Namun apakah cukup hanya dengan mengikrarkannya saja….? Syaikh Abdurrahman Hasan Alu Syaikh mensyaratkan terpeliharanya harta dan darah dalam hadist diatas dengan dua hal:
Pertama: Mengucapkan la ilaha illallah dengan ilmu dan keyakinan. Kedua mengingkari semua yang disembah selain Allah. Maka, tidak cukup dengan pengucapan tanpa makna, tetapi harus ada pengucapan dan pengamalan, karena Rosululullah Shallallahu ‘alaihi wa sallam tidak menjadikan pengucapan sebagai pelindung darah dan harta, hingga ia mengkufuri segala yang disembah selain Allah.
Ketika Syaikhul islam ditanya tentang penyerangan terhadap bangsa tartar, beliau berkata, “setiap kelompok yang menolak untuk melaksanakan syareat islam yang bersifat amaliyah zhahir, – bangsa tartar dan lainnya- maka wajib diperangi, sehingga mereka melaksanakan syareat Allah, meskipun mereka mengucapkan dua kalimat syahadat dan menjalankan sebagian syareatnya.

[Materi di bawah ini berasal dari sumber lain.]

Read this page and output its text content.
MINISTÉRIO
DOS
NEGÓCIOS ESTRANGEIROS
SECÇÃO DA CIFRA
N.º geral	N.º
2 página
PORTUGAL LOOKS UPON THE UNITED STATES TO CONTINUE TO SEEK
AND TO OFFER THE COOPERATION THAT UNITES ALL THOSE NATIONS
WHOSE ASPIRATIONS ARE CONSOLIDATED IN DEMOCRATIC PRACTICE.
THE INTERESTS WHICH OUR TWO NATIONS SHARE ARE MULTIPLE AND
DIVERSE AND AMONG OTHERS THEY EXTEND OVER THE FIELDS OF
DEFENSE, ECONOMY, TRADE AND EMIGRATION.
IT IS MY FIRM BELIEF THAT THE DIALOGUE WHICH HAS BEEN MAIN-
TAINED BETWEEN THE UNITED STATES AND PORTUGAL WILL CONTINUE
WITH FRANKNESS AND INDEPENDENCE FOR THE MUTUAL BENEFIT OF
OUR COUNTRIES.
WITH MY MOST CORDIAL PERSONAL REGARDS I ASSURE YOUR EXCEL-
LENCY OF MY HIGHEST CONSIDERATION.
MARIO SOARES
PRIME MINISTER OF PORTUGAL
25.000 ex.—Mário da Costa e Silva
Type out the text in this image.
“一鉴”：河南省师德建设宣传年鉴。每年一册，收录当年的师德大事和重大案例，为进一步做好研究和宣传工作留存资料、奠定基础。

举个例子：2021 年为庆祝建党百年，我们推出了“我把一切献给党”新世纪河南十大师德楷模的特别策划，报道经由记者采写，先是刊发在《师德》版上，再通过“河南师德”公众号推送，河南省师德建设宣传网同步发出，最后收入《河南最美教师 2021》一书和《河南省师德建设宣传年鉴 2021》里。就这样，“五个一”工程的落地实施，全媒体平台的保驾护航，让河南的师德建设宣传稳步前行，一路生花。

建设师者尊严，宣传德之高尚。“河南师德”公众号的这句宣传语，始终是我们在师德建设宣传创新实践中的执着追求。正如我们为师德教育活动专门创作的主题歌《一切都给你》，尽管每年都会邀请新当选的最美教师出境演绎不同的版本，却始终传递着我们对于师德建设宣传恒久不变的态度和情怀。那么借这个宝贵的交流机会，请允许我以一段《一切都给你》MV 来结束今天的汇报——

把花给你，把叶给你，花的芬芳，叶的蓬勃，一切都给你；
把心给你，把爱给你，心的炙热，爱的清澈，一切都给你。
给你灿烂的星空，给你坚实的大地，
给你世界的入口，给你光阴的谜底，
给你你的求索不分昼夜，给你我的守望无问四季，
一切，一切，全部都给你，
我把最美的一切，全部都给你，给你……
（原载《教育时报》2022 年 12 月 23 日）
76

Syahadat, Sebab masuk jannah
Tiada tempat kembali yang lebih mulia disisi Allah, melainkan jannahnya dan meraih ridha Nya. Inilah cita-cita semua orang. ini terbukti, ketika dilontarkan pertanyaan kepada mereka, semua sepakat dan berharap dapat masuk syurga. Lantas dengan apakah seseorang bisa menggapainya…?. Rosulullah memberi jawaban dari pertanyaan ini dengan sabda Beliau,
“Sesungguhnya Allah mengharamkan neraka bagi orang yang mengucapkan la ilah illallah (tiada sesembahan yang berhak selain Allah) -dengan ikhlas dari hatinya- dan mengharapkan keridhoan Nya”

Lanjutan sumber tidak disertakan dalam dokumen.